Tengku Zafrul also said there was still room for targeted initiatives.
“As I said before, the plan to increase Malaysia’s statutory debt limit to 60% of the GDP from 55% is part of the government’s RM45 billion direct injection into Prihatin and Penjana, and by the end of the year the debt ratio will slightly pass 55%.
“This means there is still room for targeted stimulus if needed,” he said, adding that the government wanted to ensure that the budget deficit was contained at between 5.8% and 6.0%.
The Prihatin and Penjana packages were worth RM295 billion, with RM45 billion in the form of direct fiscal injection by the government.
Bank Negara Malaysia (BNM) governor Nor Shamsiah Mohd Yunus said increasing the debt level during a crisis was nothing new as Malaysia had done it before.
Malaysia’s debt-to-GDP ratio was 80.7% in 1990 before falling to 31.8% in 1997.
It then rose to 41.4% in 2001 and increased to 52.8% in 2009. It remained above 50% from 2009 to 2018.
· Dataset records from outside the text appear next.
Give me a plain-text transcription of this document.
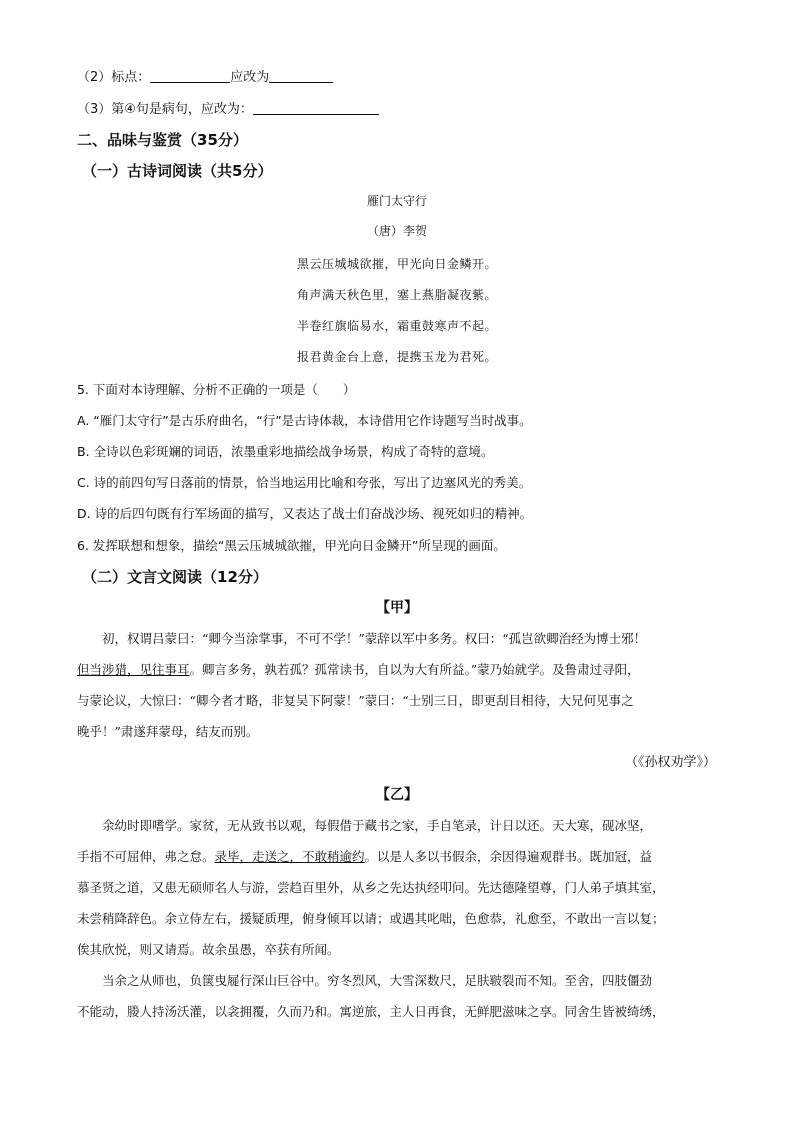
（2）标点：	应改为
（3）第④句是病句，应改为：
二、品味与鉴赏（35分）
（一）古诗词阅读（共5分）
雁门太守行
（唐）李贺
黑云压城城欲摧，甲光向日金鳞开。
角声满天秋色里，塞上燕脂凝夜紫。
半卷红旗临易水，霜重鼓寒声不起。
报君黄金台上意，提携玉龙为君死。
5. 下面对本诗理解、分析不正确的一项是（　　）
A. “雁门太守行”是古乐府曲名，“行”是古诗体裁，本诗借用它作诗题写当时战事。
B. 全诗以色彩斑斓的词语，浓墨重彩地描绘战争场景，构成了奇特的意境。
C. 诗的前四句写日落前的情景，恰当地运用比喻和夸张，写出了边塞风光的秀美。
D. 诗的后四句既有行军场面的描写，又表达了战士们奋战沙场、视死如归的精神。
6. 发挥联想和想象，描绘“黑云压城城欲摧，甲光向日金鳞开”所呈现的画面。
（二）文言文阅读（12分）
【甲】
初，权谓吕蒙曰：“卿今当涂掌事，不可不学！”蒙辞以军中多务。权曰：“孤岂欲卿治经为博士邪！
但当涉猎，见往事耳。卿言多务，孰若孤？孤常读书，自以为大有所益。”蒙乃始就学。及鲁肃过寻阳，
与蒙论议，大惊曰：“卿今者才略，非复吴下阿蒙！”蒙曰：“士别三日，即更刮目相待，大兄何见事之
晚乎！”肃遂拜蒙母，结友而别。
（《孙权劝学》）
【乙】
余幼时即嗜学。家贫，无从致书以观，每假借于藏书之家，手自笔录，计日以还。天大寒，砚冰坚，
手指不可屈伸，弗之怠。录毕，走送之，不敢稍逾约。以是人多以书假余，余因得遍观群书。既加冠，益
慕圣贤之道，又患无硕师名人与游，尝趋百里外，从乡之先达执经叩问。先达德隆望尊，门人弟子填其室，
未尝稍降辞色。余立侍左右，援疑质理，俯身倾耳以请；或遇其叱咄，色愈恭，礼愈至，不敢出一言以复；
俟其欣悦，则又请焉。故余虽愚，卒获有所闻。
当余之从师也，负箧曳屣行深山巨谷中。穷冬烈风，大雪深数尺，足肤皲裂而不知。至舍，四肢僵劲
不能动，媵人持汤沃灌，以衾拥覆，久而乃和。寓逆旅，主人日再食，无鲜肥滋味之享。同舍生皆被绮绣，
“The increase is temporary and the bank and government do have the capacity. Our interest rates have come down and borrowings are now much cheaper so the impact on the debt servicing ratio will also be less,” she said in a senior editors briefing last Thursday.
She said Malaysia had never had a problem servicing its debts, which were mainly ringgit-denominated.
On the 2021 Budget, Tengku Zafrul said the ministry was actively engaging with businesses, the people and NGOs.
“The discussions so far are on ways to change business models to face the challenges posed by Covid-19. The two areas in which it is crucial for the country to move forward are human capital and technology,” he added.
The 2021 Budget, to be tabled in Parliament on Nov 6, is aimed at revitalising the economy as well as restoring investors’ and consumers’ confidence.
BNM has revised its 2020 GDP growth forecast to -5.5% to -3.5% from -2.0% to 0.5% previously. The bank expects the economy to recover from the adverse impact of Covid-19 and post a growth of 5.5% to 8.0% in 2021.